Introduce capabilities one at a time:

1. **Replace the no-op callbacks** with a real persistence layer — [Bring your own storage](./byo-storage)
2. **Customize or replace the model executor** — [Bring your own LLM](./byo-llm)
3. **Equip your agent with capability functions** — [Bring your own tools](./byo-tools)
4. **Wire context injection** in `turnInputPipeline` — [Bring your own retrieval](./byo-retrieval)
5. **Enforce business rules and rate limiting** via middleware — [Wiring the Pipelines](./pipelines)

## `runner.run()` returns `Promise<void>`

A common point of failure is expecting `runner.run()` to return the assistant response. It does not. All outputs are pushed asynchronously through event emitters, so register listeners before `run()`.

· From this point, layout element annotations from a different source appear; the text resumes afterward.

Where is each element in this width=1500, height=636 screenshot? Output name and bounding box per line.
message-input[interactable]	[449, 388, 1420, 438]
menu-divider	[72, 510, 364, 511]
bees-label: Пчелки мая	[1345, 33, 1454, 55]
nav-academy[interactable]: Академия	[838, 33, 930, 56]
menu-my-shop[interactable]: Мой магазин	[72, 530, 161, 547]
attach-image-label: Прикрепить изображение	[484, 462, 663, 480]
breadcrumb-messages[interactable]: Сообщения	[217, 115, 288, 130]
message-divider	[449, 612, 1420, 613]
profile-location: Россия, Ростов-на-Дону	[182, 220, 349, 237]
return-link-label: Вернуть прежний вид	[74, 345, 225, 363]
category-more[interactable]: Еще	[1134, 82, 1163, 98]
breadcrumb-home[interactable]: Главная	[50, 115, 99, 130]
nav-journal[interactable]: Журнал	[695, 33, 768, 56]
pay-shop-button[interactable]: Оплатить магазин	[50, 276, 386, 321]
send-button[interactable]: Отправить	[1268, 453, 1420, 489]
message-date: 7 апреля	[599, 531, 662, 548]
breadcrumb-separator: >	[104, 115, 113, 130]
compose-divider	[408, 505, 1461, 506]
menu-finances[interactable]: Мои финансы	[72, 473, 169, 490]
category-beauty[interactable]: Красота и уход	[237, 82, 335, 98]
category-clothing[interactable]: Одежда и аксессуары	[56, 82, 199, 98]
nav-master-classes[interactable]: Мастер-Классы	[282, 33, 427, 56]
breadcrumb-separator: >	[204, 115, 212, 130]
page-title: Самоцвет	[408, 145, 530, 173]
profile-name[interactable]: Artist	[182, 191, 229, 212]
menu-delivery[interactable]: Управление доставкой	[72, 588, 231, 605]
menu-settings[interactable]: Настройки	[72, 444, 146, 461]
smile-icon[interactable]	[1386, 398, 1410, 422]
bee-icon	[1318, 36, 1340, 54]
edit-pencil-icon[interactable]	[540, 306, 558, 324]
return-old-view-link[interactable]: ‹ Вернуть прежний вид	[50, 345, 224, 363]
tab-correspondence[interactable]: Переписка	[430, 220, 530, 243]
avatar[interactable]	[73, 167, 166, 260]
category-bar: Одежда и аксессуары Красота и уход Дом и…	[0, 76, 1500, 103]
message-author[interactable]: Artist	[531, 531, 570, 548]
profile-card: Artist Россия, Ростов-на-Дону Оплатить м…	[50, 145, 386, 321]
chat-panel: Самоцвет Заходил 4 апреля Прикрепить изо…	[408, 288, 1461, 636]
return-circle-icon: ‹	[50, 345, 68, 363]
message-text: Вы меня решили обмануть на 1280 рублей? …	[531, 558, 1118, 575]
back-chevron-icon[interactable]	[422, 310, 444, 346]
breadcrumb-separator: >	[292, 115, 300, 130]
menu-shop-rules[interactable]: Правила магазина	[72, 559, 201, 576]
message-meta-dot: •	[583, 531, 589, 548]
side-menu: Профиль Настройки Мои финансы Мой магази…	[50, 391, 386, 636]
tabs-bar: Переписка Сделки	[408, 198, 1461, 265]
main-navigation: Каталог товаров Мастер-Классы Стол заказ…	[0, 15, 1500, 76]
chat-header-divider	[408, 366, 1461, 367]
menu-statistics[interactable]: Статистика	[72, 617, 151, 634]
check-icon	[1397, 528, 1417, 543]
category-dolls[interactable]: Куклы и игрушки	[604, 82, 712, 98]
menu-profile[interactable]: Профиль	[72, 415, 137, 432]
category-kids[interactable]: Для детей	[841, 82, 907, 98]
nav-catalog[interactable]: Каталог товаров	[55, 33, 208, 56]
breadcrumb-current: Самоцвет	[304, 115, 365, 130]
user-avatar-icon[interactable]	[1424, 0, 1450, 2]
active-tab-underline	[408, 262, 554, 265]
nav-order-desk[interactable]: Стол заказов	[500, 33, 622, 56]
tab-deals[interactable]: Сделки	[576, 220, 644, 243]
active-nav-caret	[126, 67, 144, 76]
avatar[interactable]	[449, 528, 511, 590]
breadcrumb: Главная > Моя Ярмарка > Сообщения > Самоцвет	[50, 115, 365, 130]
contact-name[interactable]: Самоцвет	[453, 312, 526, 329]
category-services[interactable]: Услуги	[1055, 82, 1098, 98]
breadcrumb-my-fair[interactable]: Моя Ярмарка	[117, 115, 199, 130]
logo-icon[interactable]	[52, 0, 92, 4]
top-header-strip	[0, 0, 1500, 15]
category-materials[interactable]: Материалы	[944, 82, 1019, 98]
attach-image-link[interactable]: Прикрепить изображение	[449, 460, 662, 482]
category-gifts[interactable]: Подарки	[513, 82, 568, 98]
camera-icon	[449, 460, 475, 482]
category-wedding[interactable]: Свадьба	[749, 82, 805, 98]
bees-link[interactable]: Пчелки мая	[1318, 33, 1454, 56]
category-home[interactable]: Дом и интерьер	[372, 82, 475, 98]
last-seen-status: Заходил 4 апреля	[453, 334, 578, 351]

::: danger Register listeners before run()

```typescript
// CORRECT — the listener is ready before streaming starts.
runner.on('message', (chunk) => process.stdout.write(chunk.aDelta ?? ''))
await runner.run(rawCtx)

// WRONG — the turn may finish before this listener exists.
await runner.run(rawCtx)
runner.on('message', (chunk) => process.stdout.write(chunk.aDelta ?? ''))
```

:::

## Event reference for this assembly

| Bus | Event | When it fires |
| :--- | :--- | :--- |
| Functional (`runner.on`) | `message` | Emitted when text chunks are streamed via `helpers.reportMessage()` |
| Functional (`runner.on`) | `thought` | Emitted when reasoning steps are streamed via `helpers.reportThought()` |
| Functional (`runner.on`) | `toolCall` | Emitted during tool execution transitions via `helpers.reportToolCall()` |
| Observability (`runner.observe`) | `error` | Emitted for non-fatal turn pipeline errors and dispatch/executor failures. |
| Observability (`runner.observe`) | `turnStart` | Emitted when the runner initiates execution |
| Observability (`runner.observe`) | `turnEnd` | Emitted immediately after a turn finishes, regardless of success or failure |
| Observability (`runner.observe`) | `turnGateOpen` | Emitted when the turn gate opens |
| Observability (`runner.observe`) | `turnGateClosed` | Emitted when the turn gate closes |
| Observability (`runner.observe`) | `toolExecutionStart` | Emitted when tool execution begins |
| Observability (`runner.observe`) | `toolExecutionEnd` | Emitted when tool execution ends |
| Observability (`runner.observe`) | `dispatchStart` | Emitted when dispatch begins |
| Observability (`runner.observe`) | `dispatchEnd` | Emitted when dispatch ends |
| Observability (`runner.observe`) | `iterationStart` | Emitted when an execution-loop iteration begins |
| Observability (`runner.observe`) | `iterationEnd` | Emitted when an execution-loop iteration ends |
| Observability (`runner.observe`) | `log` | Emitted for runner log entries |

For an in-depth exploration of message schemas, error boundaries, and telemetry channels, refer to [Listening to the Assembly](./events).